Dasar lain yang menjadikan Tahta Suci (Holy See) sebagai subjek hukum
internasional adalah dengan mengacu juga kepada Konvensi Montevideo 1933 yang mana
Vatikan merupakan pihak dan memenuhi ketentuan-ketentuan pada Konvensi tersebut.
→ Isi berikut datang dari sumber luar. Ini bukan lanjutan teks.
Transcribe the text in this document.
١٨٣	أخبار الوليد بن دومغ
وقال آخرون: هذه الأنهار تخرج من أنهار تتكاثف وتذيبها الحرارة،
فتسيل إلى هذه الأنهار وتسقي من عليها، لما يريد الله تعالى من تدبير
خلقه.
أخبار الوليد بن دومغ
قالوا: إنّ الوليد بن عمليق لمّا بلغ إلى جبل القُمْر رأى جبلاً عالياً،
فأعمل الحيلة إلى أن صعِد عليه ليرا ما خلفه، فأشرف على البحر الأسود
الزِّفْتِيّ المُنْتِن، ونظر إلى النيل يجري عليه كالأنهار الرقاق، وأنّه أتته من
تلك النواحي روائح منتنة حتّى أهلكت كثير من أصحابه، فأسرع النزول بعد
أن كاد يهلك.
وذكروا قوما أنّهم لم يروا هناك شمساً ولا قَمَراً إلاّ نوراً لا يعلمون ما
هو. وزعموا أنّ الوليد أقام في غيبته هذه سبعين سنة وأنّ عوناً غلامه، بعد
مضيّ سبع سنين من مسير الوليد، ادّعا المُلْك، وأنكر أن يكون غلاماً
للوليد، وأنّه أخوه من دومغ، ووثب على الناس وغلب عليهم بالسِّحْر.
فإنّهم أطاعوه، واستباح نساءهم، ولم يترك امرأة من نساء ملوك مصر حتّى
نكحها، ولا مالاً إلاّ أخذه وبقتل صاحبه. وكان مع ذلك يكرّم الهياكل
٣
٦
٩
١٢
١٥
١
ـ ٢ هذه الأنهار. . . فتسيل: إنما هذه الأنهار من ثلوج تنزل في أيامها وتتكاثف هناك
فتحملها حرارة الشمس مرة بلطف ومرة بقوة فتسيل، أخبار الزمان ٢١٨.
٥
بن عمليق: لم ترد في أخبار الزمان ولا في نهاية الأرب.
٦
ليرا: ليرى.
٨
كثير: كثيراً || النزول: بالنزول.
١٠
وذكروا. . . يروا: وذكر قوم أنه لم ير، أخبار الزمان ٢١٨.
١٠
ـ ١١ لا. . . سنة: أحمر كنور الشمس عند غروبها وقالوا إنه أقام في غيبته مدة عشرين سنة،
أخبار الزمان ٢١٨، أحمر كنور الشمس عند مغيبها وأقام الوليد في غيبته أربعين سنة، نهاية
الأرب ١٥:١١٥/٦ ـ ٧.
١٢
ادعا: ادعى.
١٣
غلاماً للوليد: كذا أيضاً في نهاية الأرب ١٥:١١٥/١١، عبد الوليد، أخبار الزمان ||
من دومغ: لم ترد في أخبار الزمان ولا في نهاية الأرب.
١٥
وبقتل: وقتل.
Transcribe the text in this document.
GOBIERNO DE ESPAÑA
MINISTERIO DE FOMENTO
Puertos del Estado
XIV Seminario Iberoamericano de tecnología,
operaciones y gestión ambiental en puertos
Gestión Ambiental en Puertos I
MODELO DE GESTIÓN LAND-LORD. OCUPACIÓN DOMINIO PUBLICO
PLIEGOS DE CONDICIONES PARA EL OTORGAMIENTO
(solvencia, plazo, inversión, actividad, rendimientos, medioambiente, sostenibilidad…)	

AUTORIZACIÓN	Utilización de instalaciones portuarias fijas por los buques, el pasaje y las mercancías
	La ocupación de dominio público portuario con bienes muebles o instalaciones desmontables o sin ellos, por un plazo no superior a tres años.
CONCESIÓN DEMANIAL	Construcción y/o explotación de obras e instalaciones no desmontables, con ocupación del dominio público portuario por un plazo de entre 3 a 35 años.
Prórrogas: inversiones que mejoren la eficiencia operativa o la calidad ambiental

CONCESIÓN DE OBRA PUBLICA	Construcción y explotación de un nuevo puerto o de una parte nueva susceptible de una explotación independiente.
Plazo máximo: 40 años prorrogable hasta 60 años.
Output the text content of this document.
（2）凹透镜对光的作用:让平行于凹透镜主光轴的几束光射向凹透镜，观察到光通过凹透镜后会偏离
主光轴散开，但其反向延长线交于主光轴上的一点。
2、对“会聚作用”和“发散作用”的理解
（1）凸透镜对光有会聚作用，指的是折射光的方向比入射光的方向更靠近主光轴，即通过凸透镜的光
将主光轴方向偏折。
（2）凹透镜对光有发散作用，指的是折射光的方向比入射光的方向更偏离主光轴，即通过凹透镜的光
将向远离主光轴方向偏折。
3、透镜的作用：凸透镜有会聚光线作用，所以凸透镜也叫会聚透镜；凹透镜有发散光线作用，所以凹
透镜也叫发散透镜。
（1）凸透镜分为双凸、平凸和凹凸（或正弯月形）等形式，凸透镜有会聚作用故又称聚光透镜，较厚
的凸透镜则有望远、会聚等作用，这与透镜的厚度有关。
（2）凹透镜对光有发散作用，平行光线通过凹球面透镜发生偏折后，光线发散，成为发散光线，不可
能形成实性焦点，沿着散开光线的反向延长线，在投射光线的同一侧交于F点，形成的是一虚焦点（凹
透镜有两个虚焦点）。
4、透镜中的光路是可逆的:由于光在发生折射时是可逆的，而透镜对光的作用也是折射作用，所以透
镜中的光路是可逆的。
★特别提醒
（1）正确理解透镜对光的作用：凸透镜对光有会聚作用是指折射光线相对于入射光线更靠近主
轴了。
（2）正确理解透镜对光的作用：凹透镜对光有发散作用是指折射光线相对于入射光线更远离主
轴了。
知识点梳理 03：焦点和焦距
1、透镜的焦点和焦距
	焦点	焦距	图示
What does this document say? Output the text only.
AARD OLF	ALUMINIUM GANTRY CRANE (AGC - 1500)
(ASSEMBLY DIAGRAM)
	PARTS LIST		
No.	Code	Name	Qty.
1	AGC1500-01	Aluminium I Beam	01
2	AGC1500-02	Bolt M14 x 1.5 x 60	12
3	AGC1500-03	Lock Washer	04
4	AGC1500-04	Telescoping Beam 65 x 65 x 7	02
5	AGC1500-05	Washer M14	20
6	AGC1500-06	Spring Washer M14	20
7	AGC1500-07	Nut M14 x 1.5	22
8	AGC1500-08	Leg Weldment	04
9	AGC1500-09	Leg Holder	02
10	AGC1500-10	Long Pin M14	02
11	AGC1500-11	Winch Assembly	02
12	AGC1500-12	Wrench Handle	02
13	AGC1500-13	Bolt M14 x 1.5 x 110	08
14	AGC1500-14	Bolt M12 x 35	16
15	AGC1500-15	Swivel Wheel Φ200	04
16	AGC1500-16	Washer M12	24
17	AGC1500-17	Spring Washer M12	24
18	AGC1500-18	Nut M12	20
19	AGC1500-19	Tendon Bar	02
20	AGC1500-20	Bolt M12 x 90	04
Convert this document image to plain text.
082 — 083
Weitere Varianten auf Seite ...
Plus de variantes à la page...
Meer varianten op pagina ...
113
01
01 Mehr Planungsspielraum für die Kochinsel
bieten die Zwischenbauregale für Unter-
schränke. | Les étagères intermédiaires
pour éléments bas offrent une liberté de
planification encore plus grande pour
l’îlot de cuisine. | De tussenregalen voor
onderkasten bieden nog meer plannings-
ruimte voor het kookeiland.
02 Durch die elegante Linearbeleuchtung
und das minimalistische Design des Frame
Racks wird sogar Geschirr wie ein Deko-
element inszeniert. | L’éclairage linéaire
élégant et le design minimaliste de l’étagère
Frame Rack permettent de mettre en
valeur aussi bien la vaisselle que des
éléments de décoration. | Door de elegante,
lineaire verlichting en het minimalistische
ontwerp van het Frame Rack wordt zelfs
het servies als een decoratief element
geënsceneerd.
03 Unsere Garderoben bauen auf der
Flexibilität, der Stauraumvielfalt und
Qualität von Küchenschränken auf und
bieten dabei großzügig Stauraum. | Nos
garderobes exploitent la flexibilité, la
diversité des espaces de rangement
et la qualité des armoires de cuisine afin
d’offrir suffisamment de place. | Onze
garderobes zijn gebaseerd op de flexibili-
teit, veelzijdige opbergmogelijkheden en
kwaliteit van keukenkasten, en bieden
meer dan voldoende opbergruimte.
Ketentuan-ketentuan tersebut antara lain:
1. Memiliki populasi permanen yang secara faktual penduduk tetap Vatikan adalah 800
orang,
2. Memiliki suatu wilayah tertentu yang dalam hal ini Tahta Suci terletak di atas lahan
seluas 44 hektar / 0,44 Kilometer yang terletak di tengah-tengah Kota Roma, Italia,
3. Terdapat suatu bentuk pemerintahan yang dalam hal ini bentuk negara Vatikan adalah
Monarki Absolut yang dikepalai oleh seorang Paus (kepala negara) yang memiliki
kekuasan absolut atas kekuasaan legislatif, eksekutif dan yudikatif,
4. Serta memiliki kapasitas untuk terlibat dalam hubungan internasional dengan negara
lain, dalam hal ini selain Vatikan adalah pihak pada perjanjian-perjanjian internasional
seperti “The International Convention on the Elimination of All Forms of Racial
Discrimination” dan “Vienna Convention on Diplomatic Relations” Selain itu Vatikan
adalah anggota pada organisasi-organisasi internasional seperti World Organization of
Intellectual Properties (WOIP) dan UNESCO. Vatikan juga memiliki hubungan
diplomatik dengan negara-negara di dunia, sebagai contoh Indonesia yang memiliki
perwakilan diplomatik khusus untuk Vatikan begitu juga Vatikan terhadap Indonesia.